Freelance Bazar has laid some points to ponder upon:

  • The user interface is critical: responsive architecture must be more than just translating a desktop site to a smartphone phone. When using a mobile device, we must understand the user’s experience, engagement, and the important information they are searching for.
  • The hierarchy of the layout is extremely important for engagement, particularly on mobile. Less is always enough! The mobile experience, in comparison to the desktop experience, is much more concentrated on a small amount of room, so the way users read and navigate through the web must be extremely straightforward to convey your main messaging and appreciate what the site is all about. 
  • Consider the page’s main action as well. If the main aim is to get users to press a “contact us” button, do not cover down the website design under blocks of text. Customize the content and style to represent that experience. Flexible graphics are critical when creating a sensitive website. You must consider how a picture would scale. From a development standpoint, the code would enable images to scale to the width of the browser window using a percentage value.
  • On a mobile device, navigation is important. There are many common methods for assembling vast menus and materials. It may be in the popular hamburger style menu, a basic dropdown list, expand/collapse areas, or horizontally scrolling tabs.
  • Gestures open new concept opportunities. People enjoy reading with their hands and engaging with the material, and it gives the user more control. Users of mobile devices and tablets will pinch to zoom or slide images onto the phone. Interaction has a significant impact on architecture.

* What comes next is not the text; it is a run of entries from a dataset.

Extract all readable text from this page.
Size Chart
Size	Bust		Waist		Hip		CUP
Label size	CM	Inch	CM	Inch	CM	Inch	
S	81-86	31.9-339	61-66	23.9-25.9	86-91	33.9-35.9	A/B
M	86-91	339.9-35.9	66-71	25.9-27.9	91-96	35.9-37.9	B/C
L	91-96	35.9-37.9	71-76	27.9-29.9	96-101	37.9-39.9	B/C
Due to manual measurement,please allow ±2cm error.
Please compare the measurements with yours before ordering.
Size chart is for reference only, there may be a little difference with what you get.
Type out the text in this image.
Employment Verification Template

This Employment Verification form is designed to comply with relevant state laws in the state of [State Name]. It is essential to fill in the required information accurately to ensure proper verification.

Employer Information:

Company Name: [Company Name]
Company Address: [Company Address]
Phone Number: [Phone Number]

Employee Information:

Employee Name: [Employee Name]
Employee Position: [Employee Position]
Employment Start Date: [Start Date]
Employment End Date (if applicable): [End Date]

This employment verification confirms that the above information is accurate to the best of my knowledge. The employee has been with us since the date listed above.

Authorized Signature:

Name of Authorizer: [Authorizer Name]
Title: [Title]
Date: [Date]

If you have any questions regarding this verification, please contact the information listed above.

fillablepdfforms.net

Few Resources and tools Freelance Bazar have curated for you-

  • Your desktop browser is the most useful tool for previewing your designs on the web. Install a few different browsers to get a diverse variety of responses. After that, begin resizing the browser windows.
  • When previewing the creations on your mobile screen, you will see just what the website design would look like under such circumstances.
  • Fluid grids are focused on creating a website design based on percentage values rather than fixed pixels.
  • Google’s resizer is a useful tool for easily previewing the site on various platforms.
  • When the site is developed, media queries are a form of code that will be applied. It is crucial to have in the code because it sets the stage for the interface to conform to the size of the screen on its own.

Conclusion

Everyone in the web industry faces a universal architecture challenge. The best thing you can do is stay up to date on the new UI/UX best practices, build around your content, keep your icons portable, consider your navigation, and note the user interface is everything.